Cet attrait est redoublé par l'ambition du livre, qui tient dans son sous-titre : L'invention du corps de mode à la fin du Moyen Âge. La période, il est vrai, y invite. Dans l'histoire de ce que l'on appellera, faute de mieux, le « paraître occidental », les décennies en amont et en aval de l'an 1400 se distinguent en effet par une intense effervescence vestimentaire, à la mesure des mutations d'un monde aristocratique qui passe alors d'une société de guerre à une société de cour. « Babel des costumes », disait Michelet à propos de la diversité des tenues, de la variété des associations, de la richesse des matières, de la brillance des coloris qui se manifestent alors.
Au cœur de cette « explosion vestimentaire », le fait majeur c'est la métamorphose de la tenue masculine sous l'influence de la panoplie de l'homme d'armes et, au premier chef, du pourpoint.

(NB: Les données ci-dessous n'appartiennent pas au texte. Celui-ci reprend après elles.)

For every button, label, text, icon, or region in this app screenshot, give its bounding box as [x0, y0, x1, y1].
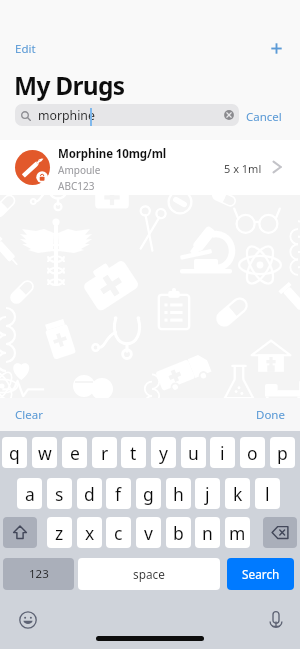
button[interactable]: Emoji keyboard — [19, 611, 37, 629]
button[interactable]: a — [17, 478, 42, 509]
button[interactable]: Edit — [15, 41, 36, 57]
staticText: x — [85, 521, 95, 545]
button[interactable]: i — [210, 437, 235, 468]
button[interactable]: m — [225, 517, 250, 548]
button[interactable]: d — [77, 478, 102, 509]
button[interactable]: u — [181, 437, 206, 468]
button[interactable]: o — [240, 437, 265, 468]
button[interactable]: t — [121, 437, 146, 468]
button[interactable]: Shift — [3, 517, 37, 548]
staticText: Search — [242, 566, 280, 582]
staticText: d — [84, 482, 95, 506]
staticText: morphine — [38, 107, 95, 124]
button[interactable]: w — [32, 437, 57, 468]
button[interactable]: l — [255, 478, 280, 509]
button[interactable]: e — [62, 437, 87, 468]
button[interactable]: Clear — [15, 407, 43, 423]
staticText: e — [70, 441, 80, 465]
button[interactable]: Backspace — [263, 517, 297, 548]
staticText: My Drugs — [14, 69, 125, 102]
staticText: g — [143, 482, 154, 506]
button[interactable]: g — [136, 478, 161, 509]
staticText: Done — [256, 407, 285, 423]
button[interactable]: Add drug — [266, 38, 287, 59]
staticText: l — [265, 482, 270, 506]
button[interactable]: space — [78, 558, 220, 590]
button[interactable]: Search — [227, 558, 294, 590]
staticText: o — [247, 441, 258, 465]
staticText: m — [229, 521, 246, 545]
staticText: u — [188, 441, 199, 465]
staticText: a — [25, 482, 35, 506]
button[interactable]: y — [151, 437, 176, 468]
button[interactable]: Clear text — [218, 104, 240, 126]
staticText: s — [55, 482, 64, 506]
staticText: Cancel — [246, 109, 282, 125]
button[interactable]: Dictate — [266, 610, 286, 630]
button[interactable]: morphine — [15, 104, 239, 126]
staticText: k — [233, 482, 243, 506]
button[interactable]: k — [225, 478, 250, 509]
staticText: Morphine 10mg/ml — [58, 146, 167, 162]
staticText: v — [144, 521, 153, 545]
staticText: Ampoule — [58, 163, 101, 177]
staticText: space — [133, 566, 165, 582]
staticText: z — [55, 521, 64, 545]
button[interactable]: Cancel — [246, 109, 282, 125]
button[interactable]: j — [195, 478, 220, 509]
button[interactable]: q — [2, 437, 27, 468]
staticText: Clear — [15, 407, 43, 423]
button[interactable]: c — [106, 517, 131, 548]
button[interactable]: r — [92, 437, 117, 468]
button[interactable]: Morphine 10mg/ml — [0, 140, 300, 195]
button[interactable]: f — [106, 478, 131, 509]
button[interactable]: s — [47, 478, 72, 509]
button[interactable]: x — [77, 517, 102, 548]
staticText: y — [159, 441, 168, 465]
staticText: c — [114, 521, 123, 545]
staticText: 5 x 1ml — [224, 161, 262, 176]
staticText: p — [277, 441, 288, 465]
staticText: w — [38, 441, 52, 465]
button[interactable]: 123 — [3, 558, 74, 590]
staticText: Edit — [15, 41, 36, 57]
staticText: t — [130, 441, 137, 465]
staticText: f — [115, 482, 122, 506]
staticText: 123 — [29, 566, 49, 582]
button[interactable]: Done — [256, 407, 285, 423]
staticText: n — [202, 521, 213, 545]
staticText: h — [173, 482, 184, 506]
button[interactable]: z — [47, 517, 72, 548]
button[interactable]: n — [195, 517, 220, 548]
staticText: i — [220, 441, 225, 465]
button[interactable]: v — [136, 517, 161, 548]
staticText: ABC123 — [58, 179, 95, 193]
staticText: q — [9, 441, 20, 465]
staticText: b — [173, 521, 184, 545]
staticText: r — [101, 441, 109, 465]
button[interactable]: b — [166, 517, 191, 548]
staticText: j — [205, 482, 210, 506]
button[interactable]: p — [270, 437, 295, 468]
button[interactable]: h — [166, 478, 191, 509]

Le pourpoint était un vêtement matelassé et surpiqué (d'où son nom, issu du bas latin perpungere, « percer en piquant ») qui couvrait le buste et les hanches sous l'armure. C'est ce vêtement militaire ajusté qui, à partir de 1330 environ, va susciter l'engouement des jeunes nobles et s'imposer comme la parure « civile » du temps, un temps où la prouesse guerrière est encore une valeur aristocratique (on est au début du conflit entre la France et l'Angleterre). Le succès de ce vêtement court, coupé et cousu près du corps, démodera les tenues longues et amples, adoptées sans doute sous l'influence sarrasine, qui étaient de mise jusque-là. Il sera surtout fatal au système de la « robe », ensemble de « garnemens », de pièces différentes (dessous une cotte, dessus un surcot, et par-dessus encore une chape, un mantel, ou une cloche), qu'on portait superposés et qui constituaient le vade-mecum vestimentaire du prince et du seigneur. Le pourpoint, certes, finira par perdre de son prestige : aux alentours de 1400, désormais répandu dans les couches inférieures de la société, il a rétrogradé au rang de simple vêtement de dessous au profit de pièces plus longues et amples. Éprouvée par la guerre et le chaos économique, explique Odile Blanc, la société aristocratique se replie sur « l'univers clos de la cour ». Là, s'élabore un nouveau modèle, celui du courtisan sensible non plus au haut fait d'armes mais à la « présentation de soi », manifestation de son appartenance à l'élite curiale.
Reste que la promotion du pourpoint ajusté inaugure une nouvelle ère vestimentaire. D'abord, elle signe l'acte de naissance du costume masculin moderne. Ensuite, elle consacre la victoire des vêtements points (cousus) sur les vêtements drapés. Enfin, en le rapprochant du corps, elle inscrit dans le[...]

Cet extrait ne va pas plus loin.